Another example is Temasek’s partnership with global impact investment group LeapFrog Investments. The strategic partnership is in the form of a multi-fund investment by Temasek to anchor LeapFrog’s future funds. Temasek has also taken a minority stake in LeapFrog to provide growth capital to support the expansion of the LeapFrog team and investment capabilities across Asia and Africa. Through such endeavours, the partnership engine not only diversifies Temasek’s investment portfolio, but also contributes to meaningful progress in Singapore and the rest of the world.
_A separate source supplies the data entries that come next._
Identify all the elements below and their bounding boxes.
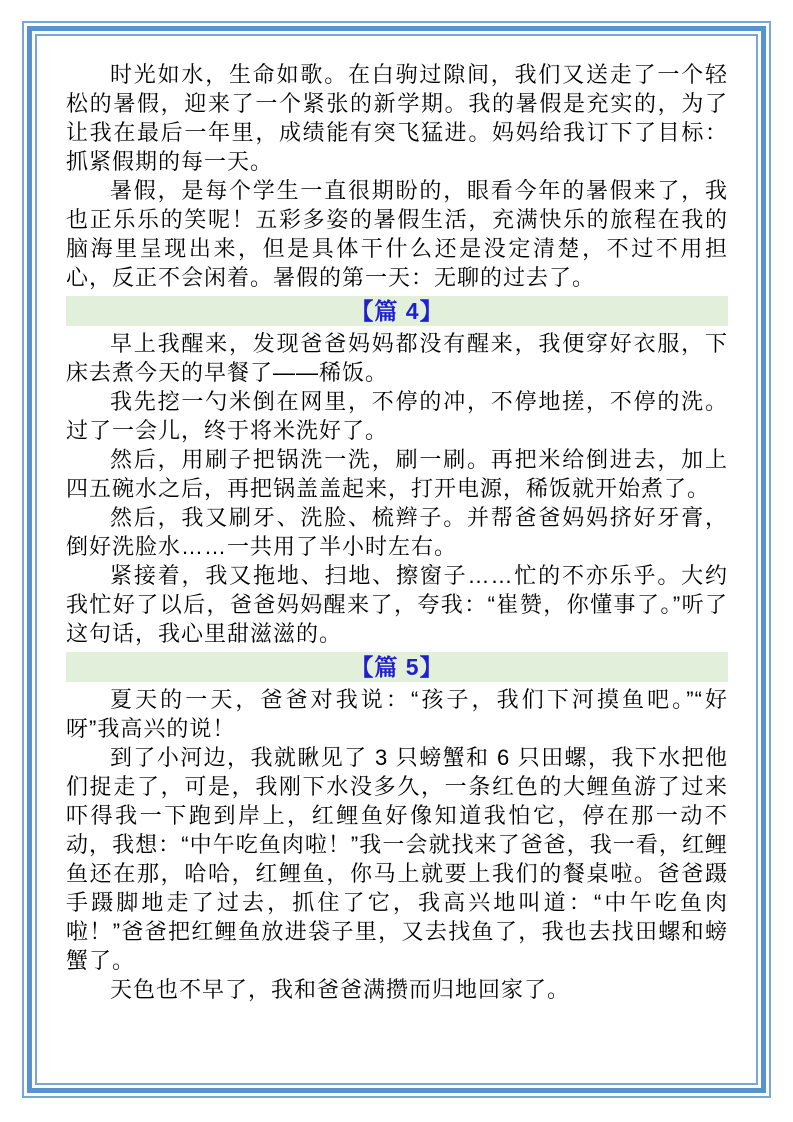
paragraph-s4-1: 早上我醒来，发现爸爸妈妈都没有醒来，我便穿好衣服，下床去煮今天的早餐了——稀饭。 bbox=[66, 329, 728, 387]
paragraph-s5-1: 夏天的一天，爸爸对我说：“孩子，我们下河摸鱼吧。”“好呀”我高兴的说！ bbox=[66, 685, 728, 743]
paragraph-intro-1: 时光如水，生命如歌。在白驹过隙间，我们又送走了一个轻松的暑假，迎来了一个紧张的新… bbox=[66, 60, 728, 176]
section-header-pian-5: 【篇 5】 bbox=[66, 652, 728, 682]
page-content: 时光如水，生命如歌。在白驹过隙间，我们又送走了一个轻松的暑假，迎来了一个紧张的新… bbox=[66, 60, 728, 1004]
paragraph-s5-3: 天色也不早了，我和爸爸满攒而归地回家了。 bbox=[66, 975, 728, 1004]
paragraph-s5-2: 到了小河边，我就瞅见了 3 只螃蟹和 6 只田螺，我下水把他们捉走了，可是，我刚… bbox=[66, 743, 728, 975]
paragraph-s4-3: 然后，用刷子把锅洗一洗，刷一刷。再把米给倒进去，加上四五碗水之后，再把锅盖盖起来… bbox=[66, 445, 728, 503]
section-header-pian-4: 【篇 4】 bbox=[66, 296, 728, 326]
paragraph-s4-4: 然后，我又刷牙、洗脸、梳辫子。并帮爸爸妈妈挤好牙膏，倒好洗脸水……一共用了半小时… bbox=[66, 503, 728, 561]
paragraph-s4-2: 我先挖一勺米倒在网里，不停的冲，不停地搓，不停的洗。过了一会儿，终于将米洗好了。 bbox=[66, 387, 728, 445]
paragraph-intro-2: 暑假，是每个学生一直很期盼的，眼看今年的暑假来了，我也正乐乐的笑呢！五彩多姿的暑… bbox=[66, 176, 728, 292]
paragraph-s4-5: 紧接着，我又拖地、扫地、擦窗子……忙的不亦乐乎。大约我忙好了以后，爸爸妈妈醒来了… bbox=[66, 561, 728, 648]
document-page: 时光如水，生命如歌。在白驹过隙间，我们又送走了一个轻松的暑假，迎来了一个紧张的新… bbox=[0, 0, 793, 1122]
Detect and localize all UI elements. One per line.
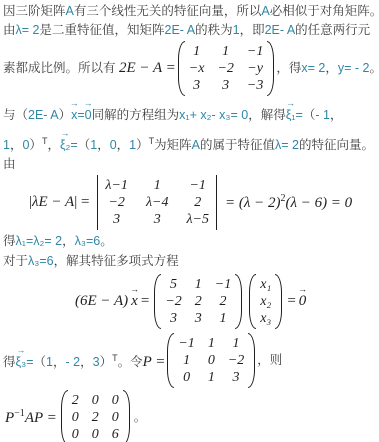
column-vector-x: x₁x₂x₃ xyxy=(249,274,282,329)
text-run: = xyxy=(296,108,303,122)
text-run: x₁+ x₂- x₃= 0 xyxy=(179,108,248,122)
paren-right xyxy=(275,274,282,329)
text-run: x= 2 xyxy=(301,61,325,75)
matrix-cell: 2 xyxy=(186,194,209,211)
text-run: （ xyxy=(34,355,47,369)
xi3-and-P-line: 得→ξ₃=（1，- 2，3）T。令P = −11110−2013 ，则 xyxy=(3,333,376,388)
matrix-cell: −2 xyxy=(228,352,244,369)
vector-arrow-icon: → xyxy=(298,285,307,293)
text-run: ， xyxy=(117,138,130,152)
text-run: 1 xyxy=(3,138,10,152)
AP-equals: AP = xyxy=(25,410,57,426)
matrix-6E-A: 51−1−222331 xyxy=(154,274,242,329)
matrix-cell: 0 xyxy=(92,426,99,442)
text-runs-before-matrix: 素都成比例。所以有 2E − A = xyxy=(3,60,176,77)
text-runs-xi3: 得→ξ₃=（1，- 2，3）T。令P = xyxy=(3,350,165,371)
equals-sign-1: = xyxy=(141,293,149,310)
matrix-cell: 1 xyxy=(208,335,215,352)
text-run: 3 xyxy=(93,355,100,369)
diagonalization-equation: P−1AP = 200020006 。 xyxy=(5,390,376,442)
determinant-matrix: λ−11−1−2λ−4233λ−5 xyxy=(94,175,220,230)
text-run: 的属于特征值 xyxy=(200,138,275,152)
matrix-cell: 1 xyxy=(195,276,202,293)
matrix-2E-A: 11−1−x−2−y33−3 xyxy=(178,41,275,96)
matrix-cell: 0 xyxy=(72,409,79,426)
text-run: 0 xyxy=(110,138,117,152)
matrix-grid: 11−1−x−2−y33−3 xyxy=(185,41,268,96)
matrix-cell: 1 xyxy=(228,335,244,352)
text-line-you: 由 xyxy=(3,156,376,173)
matrix-cell: 5 xyxy=(165,276,181,293)
text-run: ， xyxy=(325,61,338,75)
vector-arrow-icon: → xyxy=(130,285,139,293)
matrix-cell: 1 xyxy=(189,43,205,60)
vector-x-letter: x xyxy=(131,293,138,309)
text-run: ） xyxy=(100,355,113,369)
vector-symbol: ξ₂ xyxy=(60,138,70,152)
text-run: （ xyxy=(78,138,91,152)
matrix-cell: 1 xyxy=(178,352,194,369)
text-run: 必相似于对角矩阵。 xyxy=(270,4,379,18)
paren-right xyxy=(267,41,274,96)
text-run: ， xyxy=(80,355,93,369)
matrix-cell: 0 xyxy=(208,352,215,369)
text-line-1: 因三阶矩阵A有三个线性无关的特征向量，所以A必相似于对角矩阵。 xyxy=(3,3,376,20)
vector-arrow-icon: → xyxy=(84,99,93,107)
P-inverse-AP: P−1AP = xyxy=(5,408,57,427)
final-period: 。 xyxy=(134,409,147,426)
matrix-cell: 3 xyxy=(189,77,205,94)
text-run: ，即 xyxy=(240,23,265,37)
text-run: = xyxy=(77,108,84,122)
matrix-cell: 3 xyxy=(105,211,128,228)
matrix-cell: −2 xyxy=(217,60,233,77)
abs-bar-close: | = xyxy=(74,194,89,210)
text-run: A xyxy=(66,4,74,18)
text-run: λ= 2 xyxy=(16,23,40,37)
matrix-cell: 3 xyxy=(146,211,169,228)
equals-sign-2: = xyxy=(287,293,295,310)
text-run: = xyxy=(26,355,33,369)
text-run: 得 xyxy=(3,355,16,369)
matrix-cell: 0 xyxy=(112,392,119,409)
text-line-lambda3: 对于λ₃=6，解其特征多项式方程 xyxy=(3,253,376,270)
text-run: = xyxy=(70,138,77,152)
factor-2: (λ − 6) = 0 xyxy=(285,195,352,211)
paren-left xyxy=(167,333,174,388)
matrix-grid: −11110−2013 xyxy=(174,333,248,388)
text-run: ， xyxy=(10,138,23,152)
matrix-cell: 1 xyxy=(217,43,233,60)
text-run: ，得 xyxy=(276,61,301,75)
text-run: P = xyxy=(143,354,166,370)
text-run: 同解的方程组为 xyxy=(92,108,180,122)
determinant-equation: |λE − A| = λ−11−1−2λ−4233λ−5 = (λ − 2)2(… xyxy=(29,175,376,230)
vector-symbol: ξ₃ xyxy=(16,355,27,369)
paren-left xyxy=(154,274,161,329)
vector-with-arrow: →ξ₁ xyxy=(286,107,296,124)
text-run: 由 xyxy=(3,23,16,37)
paren-left xyxy=(61,390,68,442)
matrix-cell: −3 xyxy=(247,77,263,94)
text-run: λ₃=6 xyxy=(75,234,101,248)
document-page: 因三阶矩阵A有三个线性无关的特征向量，所以A必相似于对角矩阵。 由λ= 2是二重… xyxy=(0,0,379,442)
lambdaE-minus-A: λE − A xyxy=(32,194,74,210)
matrix-cell: −2 xyxy=(105,194,128,211)
text-run: 的秩为 xyxy=(195,23,233,37)
text-run: 对于 xyxy=(3,254,28,268)
matrix-P: −11110−2013 xyxy=(167,333,255,388)
text-run: 是二重特征值，知矩阵 xyxy=(40,23,165,37)
vector-arrow-icon: → xyxy=(16,346,25,354)
matrix-cell: 3 xyxy=(195,310,202,327)
determinant-rhs: = (λ − 2)2(λ − 6) = 0 xyxy=(225,193,352,212)
text-run: λ₃=6 xyxy=(28,254,54,268)
eigen-equation: (6E − A) →x = 51−1−222331 x₁x₂x₃ = →0 xyxy=(75,274,376,329)
text-run: 有三个线性无关的特征向量，所以 xyxy=(74,4,262,18)
text-run: 2E − A = xyxy=(119,60,176,76)
matrix-cell: −y xyxy=(247,60,263,77)
text-run: λ= 2 xyxy=(275,138,299,152)
matrix-cell: −x xyxy=(189,60,205,77)
vector-x: →x xyxy=(131,293,138,310)
text-run: ，解得 xyxy=(248,108,286,122)
text-run: - 2 xyxy=(66,355,81,369)
text-run: （ xyxy=(303,108,316,122)
text-run: - 1 xyxy=(315,108,330,122)
determinant-lhs: |λE − A| = xyxy=(29,194,89,211)
matrix-cell: 3 xyxy=(217,77,233,94)
matrix-cell: 1 xyxy=(215,310,231,327)
text-run: ， xyxy=(53,355,66,369)
6E-minus-A: (6E − A) xyxy=(75,293,128,309)
matrix-cell: x₃ xyxy=(260,310,271,327)
paren-left xyxy=(249,274,256,329)
text-run: 。令 xyxy=(118,355,143,369)
vector-arrow-icon: → xyxy=(61,129,70,137)
matrix-grid: 200020006 xyxy=(68,390,123,442)
matrix-cell: 1 xyxy=(208,369,215,386)
matrix-cell: 0 xyxy=(92,392,99,409)
text-run: λ₁=λ₂= 2 xyxy=(16,234,63,248)
text-run: y= - 2 xyxy=(338,61,370,75)
text-run: 2E- A xyxy=(28,108,59,122)
vector-symbol: 0 xyxy=(85,108,92,122)
text-run: ） xyxy=(29,138,42,152)
vector-symbol: ξ₁ xyxy=(286,108,296,122)
det-bar-left xyxy=(97,175,98,230)
vector-symbol: x xyxy=(71,108,77,122)
text-run: 1 xyxy=(46,355,53,369)
text-run: 的特征向量。 xyxy=(299,138,374,152)
text-run: ，则 xyxy=(257,353,282,367)
diagonal-matrix: 200020006 xyxy=(61,390,130,442)
matrix-cell: λ−1 xyxy=(105,177,128,194)
paren-left xyxy=(178,41,185,96)
matrix-cell: x₁ xyxy=(260,276,271,293)
text-run: ， xyxy=(97,138,110,152)
matrix-cell: 2 xyxy=(195,293,202,310)
matrix-grid: x₁x₂x₃ xyxy=(256,274,275,329)
text-run: 。 xyxy=(134,410,147,424)
matrix-cell: 0 xyxy=(112,409,119,426)
matrix-cell: λ−4 xyxy=(146,194,169,211)
paren-right xyxy=(123,390,130,442)
text-run: 为矩阵 xyxy=(154,138,192,152)
factor-1: = (λ − 2) xyxy=(225,195,280,211)
det-bar-right xyxy=(216,175,217,230)
text-run: A xyxy=(192,138,200,152)
text-run: 2E- A xyxy=(165,23,196,37)
vector-with-arrow: →0 xyxy=(85,107,92,124)
vector-zero-digit: 0 xyxy=(299,293,307,309)
text-line-2: 由λ= 2是二重特征值，知矩阵2E- A的秩为1，即2E- A的任意两行元 xyxy=(3,22,376,39)
vector-with-arrow: →ξ₃ xyxy=(16,354,27,371)
matrix-grid: 51−1−222331 xyxy=(161,274,235,329)
text-run: 素都成比例。所以有 xyxy=(3,61,119,75)
text-runs-then: ，则 xyxy=(257,352,282,369)
text-run: 与（ xyxy=(3,108,28,122)
text-run: ） xyxy=(59,108,72,122)
vector-arrow-icon: → xyxy=(70,99,79,107)
matrix-cell: 2 xyxy=(215,293,231,310)
text-line-eigenvectors: 1，0）T，→ξ₂=（1，0，1）T为矩阵A的属于特征值λ= 2的特征向量。 xyxy=(3,124,376,154)
text-run: ， xyxy=(330,108,343,122)
matrix-cell: 1 xyxy=(146,177,169,194)
vector-with-arrow: →x xyxy=(71,107,77,124)
paren-right xyxy=(248,333,255,388)
P-letter: P xyxy=(5,410,14,426)
text-run: 因三阶矩阵 xyxy=(3,4,66,18)
matrix-cell: −1 xyxy=(186,177,209,194)
text-run: ， xyxy=(47,138,60,152)
inline-equation-line-2E-A: 素都成比例。所以有 2E − A = 11−1−x−2−y33−3 ，得x= 2… xyxy=(3,41,376,96)
text-run: ， xyxy=(62,234,75,248)
matrix-cell: 2 xyxy=(72,392,79,409)
text-run: 1 xyxy=(233,23,240,37)
matrix-cell: −2 xyxy=(165,293,181,310)
matrix-cell: 3 xyxy=(228,369,244,386)
matrix-cell: 0 xyxy=(178,369,194,386)
text-run: 的任意两行元 xyxy=(295,23,370,37)
matrix-cell: −1 xyxy=(178,335,194,352)
matrix-cell: −1 xyxy=(215,276,231,293)
text-run: 得 xyxy=(3,234,16,248)
matrix-cell: 0 xyxy=(72,426,79,442)
text-run: ，解其特征多项式方程 xyxy=(54,254,179,268)
text-run: 由 xyxy=(3,157,16,171)
text-run: ） xyxy=(136,138,149,152)
text-run: A xyxy=(261,4,269,18)
text-run: 。 xyxy=(369,61,379,75)
matrix-grid: λ−11−1−2λ−4233λ−5 xyxy=(101,175,213,230)
matrix-cell: 6 xyxy=(112,426,119,442)
text-runs-after-matrix: ，得x= 2，y= - 2。 xyxy=(276,60,379,77)
vector-zero: →0 xyxy=(299,293,307,310)
text-run: 。 xyxy=(100,234,113,248)
matrix-cell: −1 xyxy=(247,43,263,60)
matrix-cell: 3 xyxy=(165,310,181,327)
vector-with-arrow: →ξ₂ xyxy=(60,137,70,154)
text-line-eigenvalues: 得λ₁=λ₂= 2，λ₃=6。 xyxy=(3,233,376,250)
matrix-cell: λ−5 xyxy=(186,211,209,228)
matrix-cell: x₂ xyxy=(260,293,271,310)
inverse-exponent: −1 xyxy=(14,408,25,419)
text-line-solution-system: 与（2E- A）→x=→0同解的方程组为x₁+ x₂- x₃= 0，解得→ξ₁=… xyxy=(3,98,376,124)
matrix-cell: 2 xyxy=(92,409,99,426)
paren-right xyxy=(235,274,242,329)
text-run: 2E- A xyxy=(265,23,296,37)
vector-arrow-icon: → xyxy=(286,99,295,107)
ENHANCING VALUE IN PORTFOLIO COMPANIES
Since setting up a Portfolio Development function in 2020 to work more closely with its major portfolio companies to enhance value, Temasek has observed a value uplift north of S$10 billion.
Outcomes include:
• SP Group: Strategic review of the utility company’s Australian assets and divestment of AusNet Services, an energy delivery services business.
• CapitaLand: Merger of the real estate developer with Ascendas-Singbridge, a provider of sustainable urban and business space solutions.
• Seatrium: Merger of Sembcorp Marine and Keppel O&M to form Seatrium in 2023.
• Keppel Corporation: Establishment of RigCo, an offshore drilling solutions provider, to manage and monetise the older legacy rigs of Keppel Offshore & Marine.
• Singapore Airlines: Capital raising exercise in 2020 to help the airline strengthen its balance sheet, renew its fleet and prepare for more travellers after borders reopened.
DEVELOPMENT ENGINE: IDENTIFYING AND BUILDING TOMORROW’S BUSINESSES
With a keen eye on the future, the development engine, which forms 4 per cent of Temasek’s portfolio, invests in deep tech and innovative technologies that could disrupt existing businesses or offer exponential growth potential in the future. It also identifies and builds new businesses to enable innovation and growth in Temasek’s longer-term portfolio. Central to this mission are investments led by its enterprise development group; the suite of specialised, next-generation capabilities known as the Temasek Operating System; and a dedicated team focused on emerging technologies, which span areas ranging from advanced computing to sustainable energy solutions.
To build up deep-tech capabilities, Temasek committed to invest S$1 billion a year into deep-tech innovation across a range of domains. These include advanced manufacturing, disruptive materials, net-zero tech, life sciences and food tech.

In a recent initiative, Temasek inked a memorandum of understanding with Nanyang Technological University and the National University of Singapore to embark on a S$75 million pilot programme. The programme aims to accelerate the creation of successful deep-tech start-ups emerging from the research activities at these universities.
Temasek will invest S$65 million through Xora Innovation – an early-stage deep-tech investing platform of Temasek – in the deep-tech start-ups, while NTU and NUS will each invest S$5 million in this effort.
The two universities will also develop a shared intellectual property (IP) licensing framework, which will speed up the translation of university technologies into spin-off enterprises. This will reduce the licensing process to one month, a significant improvement from the previous five-month duration. “The streamlined approach is expected to enhance companies’ competitiveness through schemes such as deferred payment of licensing fees,” said Mr Sipahimalani. “This can ease the burden of upfront costs – allowing firms to allocate more resources towards commercialising the IP and generating new revenue streams.”